Specialists like dentists, orthodontists, ophthalmologists, psychologists, and even veterinarians are using telemedicine solutions during the pandemic.

Like their physician counterparts, many resisted virtual visits until it became the only way to continue to care for patients and stay in business, as stay-at-home orders expanded from weeks to months.

Here’s a quick run-down of telemedicine’s use in other specialties and what the road ahead could look like for each.


Where we are now

According to the American Dental Association, since early March, 79% of dentistry practices closed except for emergency procedures, and another 18% closed completely.

This isn’t surprising given how COVID-19 is transmitted but, for patients in pain, it can be hard to know what constitutes a true emergency and what can be managed at home.  Helping patients figure out what needs immediate attention and what can wait seems to be tele-dentistry’s sweet spot.
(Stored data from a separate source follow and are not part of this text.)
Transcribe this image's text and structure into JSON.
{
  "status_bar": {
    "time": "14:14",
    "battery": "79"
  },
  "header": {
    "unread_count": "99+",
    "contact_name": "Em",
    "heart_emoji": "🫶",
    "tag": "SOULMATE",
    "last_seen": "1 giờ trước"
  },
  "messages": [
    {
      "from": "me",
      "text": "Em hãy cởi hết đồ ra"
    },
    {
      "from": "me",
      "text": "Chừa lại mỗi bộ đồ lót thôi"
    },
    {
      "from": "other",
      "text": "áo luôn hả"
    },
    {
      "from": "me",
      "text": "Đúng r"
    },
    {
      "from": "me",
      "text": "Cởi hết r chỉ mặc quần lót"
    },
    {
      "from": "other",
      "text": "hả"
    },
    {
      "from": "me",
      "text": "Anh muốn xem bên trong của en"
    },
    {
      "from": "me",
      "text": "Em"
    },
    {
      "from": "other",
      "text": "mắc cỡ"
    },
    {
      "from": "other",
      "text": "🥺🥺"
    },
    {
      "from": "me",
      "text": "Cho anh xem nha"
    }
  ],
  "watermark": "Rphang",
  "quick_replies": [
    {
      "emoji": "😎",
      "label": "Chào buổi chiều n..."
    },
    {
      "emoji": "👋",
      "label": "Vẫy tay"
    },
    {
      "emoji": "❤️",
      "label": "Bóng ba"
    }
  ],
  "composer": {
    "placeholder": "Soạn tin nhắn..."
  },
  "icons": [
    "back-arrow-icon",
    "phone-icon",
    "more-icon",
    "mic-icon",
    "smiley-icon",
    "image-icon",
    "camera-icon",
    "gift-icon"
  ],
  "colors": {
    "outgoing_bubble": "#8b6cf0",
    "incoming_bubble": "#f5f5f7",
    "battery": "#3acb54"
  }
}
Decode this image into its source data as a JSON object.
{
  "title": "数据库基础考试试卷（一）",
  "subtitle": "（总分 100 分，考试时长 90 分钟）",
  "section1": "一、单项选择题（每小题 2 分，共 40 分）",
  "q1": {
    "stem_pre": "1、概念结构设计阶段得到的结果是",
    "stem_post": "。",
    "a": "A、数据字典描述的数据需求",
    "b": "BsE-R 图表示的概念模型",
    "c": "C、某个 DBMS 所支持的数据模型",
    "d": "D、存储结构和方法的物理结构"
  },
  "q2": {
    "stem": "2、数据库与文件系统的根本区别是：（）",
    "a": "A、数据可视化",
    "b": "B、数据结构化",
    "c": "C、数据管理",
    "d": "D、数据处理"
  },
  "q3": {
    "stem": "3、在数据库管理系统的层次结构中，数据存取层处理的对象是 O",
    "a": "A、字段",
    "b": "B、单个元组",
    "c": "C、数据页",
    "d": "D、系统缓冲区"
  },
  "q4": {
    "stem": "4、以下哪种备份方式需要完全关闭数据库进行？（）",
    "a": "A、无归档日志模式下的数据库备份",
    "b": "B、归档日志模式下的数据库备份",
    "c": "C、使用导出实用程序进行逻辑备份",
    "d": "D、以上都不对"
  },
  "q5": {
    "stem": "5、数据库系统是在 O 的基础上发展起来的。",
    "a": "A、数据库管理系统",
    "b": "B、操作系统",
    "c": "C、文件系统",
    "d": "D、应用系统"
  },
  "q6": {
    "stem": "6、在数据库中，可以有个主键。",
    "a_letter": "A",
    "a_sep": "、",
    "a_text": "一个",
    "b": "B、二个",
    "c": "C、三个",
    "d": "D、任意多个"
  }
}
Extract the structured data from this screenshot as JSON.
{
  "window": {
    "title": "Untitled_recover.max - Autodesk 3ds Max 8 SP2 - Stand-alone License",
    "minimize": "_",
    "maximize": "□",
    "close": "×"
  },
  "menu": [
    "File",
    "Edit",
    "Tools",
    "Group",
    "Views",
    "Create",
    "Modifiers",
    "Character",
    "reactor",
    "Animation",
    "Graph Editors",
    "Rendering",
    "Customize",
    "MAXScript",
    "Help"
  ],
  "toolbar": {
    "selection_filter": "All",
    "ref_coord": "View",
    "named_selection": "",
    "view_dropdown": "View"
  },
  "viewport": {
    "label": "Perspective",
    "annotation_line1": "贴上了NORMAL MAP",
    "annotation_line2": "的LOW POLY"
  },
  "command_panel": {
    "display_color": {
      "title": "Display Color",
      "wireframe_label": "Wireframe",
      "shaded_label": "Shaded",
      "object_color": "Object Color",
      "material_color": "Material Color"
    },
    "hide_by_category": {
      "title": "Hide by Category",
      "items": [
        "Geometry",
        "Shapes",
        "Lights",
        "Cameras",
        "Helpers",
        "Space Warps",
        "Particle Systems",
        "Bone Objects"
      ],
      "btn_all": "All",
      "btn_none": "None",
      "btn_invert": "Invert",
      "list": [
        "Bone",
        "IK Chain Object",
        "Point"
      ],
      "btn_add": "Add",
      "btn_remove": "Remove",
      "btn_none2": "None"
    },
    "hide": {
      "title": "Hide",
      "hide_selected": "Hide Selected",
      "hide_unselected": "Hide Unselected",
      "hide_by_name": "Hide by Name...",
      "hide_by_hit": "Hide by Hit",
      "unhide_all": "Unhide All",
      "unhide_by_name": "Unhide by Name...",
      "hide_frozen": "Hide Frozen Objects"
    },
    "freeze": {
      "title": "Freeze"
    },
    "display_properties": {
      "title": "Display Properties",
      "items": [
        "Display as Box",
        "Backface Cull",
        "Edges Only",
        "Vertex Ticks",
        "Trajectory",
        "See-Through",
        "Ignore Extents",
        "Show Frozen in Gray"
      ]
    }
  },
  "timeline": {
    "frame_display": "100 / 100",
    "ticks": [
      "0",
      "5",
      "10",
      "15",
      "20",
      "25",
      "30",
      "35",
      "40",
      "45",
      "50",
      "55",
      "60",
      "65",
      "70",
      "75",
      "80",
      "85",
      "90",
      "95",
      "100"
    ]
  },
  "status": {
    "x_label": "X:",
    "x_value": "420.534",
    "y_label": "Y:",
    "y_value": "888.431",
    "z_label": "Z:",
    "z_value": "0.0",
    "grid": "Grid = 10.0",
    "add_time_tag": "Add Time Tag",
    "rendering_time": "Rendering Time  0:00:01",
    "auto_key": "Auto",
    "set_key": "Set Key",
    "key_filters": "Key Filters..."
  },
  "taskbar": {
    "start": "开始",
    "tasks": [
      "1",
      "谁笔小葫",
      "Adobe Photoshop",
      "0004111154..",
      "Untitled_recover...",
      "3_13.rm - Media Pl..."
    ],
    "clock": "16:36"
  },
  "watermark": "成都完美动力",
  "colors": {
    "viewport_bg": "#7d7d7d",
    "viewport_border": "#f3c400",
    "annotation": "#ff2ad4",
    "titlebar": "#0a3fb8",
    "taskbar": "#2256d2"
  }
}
“Research indicates that 80% of acute dental concerns can be addressed at home without an in-person visit,” explains Chelsea Acosta Patel, Head of Wally Experience at Wally Health, a dental care start-up based in Boston.  “Using technology, dentists can triage issues and care for patients while keeping them out of the chair.”

Where we go from here

The bigger, long-term opportunity, according to Patel, may be in preventative care by creating and monitoring at-home preventive care solutions across the patient dental journey.

“Most dentists don’t have the tools to keep an ongoing pulse with patients.  They just assume that if a patient has an issue or a question, they’ll call the office.  Teledentistry solutions enable dentists to develop customized, ongoing touchpoints to help patients remain healthy and catch potential issues early. This improves the patient’s experience, drives loyalty and word of mouth (pun intended) for the dentist, creating a virtuous oral health cycle.”


Where we are now

While Dentists need a way to answer questions, triage issues, and provide follow-up care, Orthodontists have a more pressing need – to make sure their patients’ jaws continue to develop and their teeth continue to move in the right way.

“We serve a vulnerable pediatric population whose jaws are developing.  The adjustments we make as part of their treatment affect that growth and development,” explains Dr. Adam Welmerink of Welmerink Orthodontics in Reno Nevada.  “When we realized this would be more than a 2-week shutdown, we needed a way to keep our patients safe, make sure their appliances weren’t doing any harm, and ensure their treatment was progressing as planned,”

Through services like Orthodontic Screening Kit (OSK), patients receive instructions on how to take photos and upload them to the OSK site for review by their orthodontists.  Of course, the orthodontist’s ability to assess the patient’s need is determined by the quality of the photos, but, at a minimum, the service creates an opportunity for orthodontists to reconnect with their patients and give them guidance on signs that could trigger an in-office visit.

Where we go from here

Telemedicine in orthodontics, like many other specialties, will likely continue to be used to triage issues or to serve patients in remote rural areas.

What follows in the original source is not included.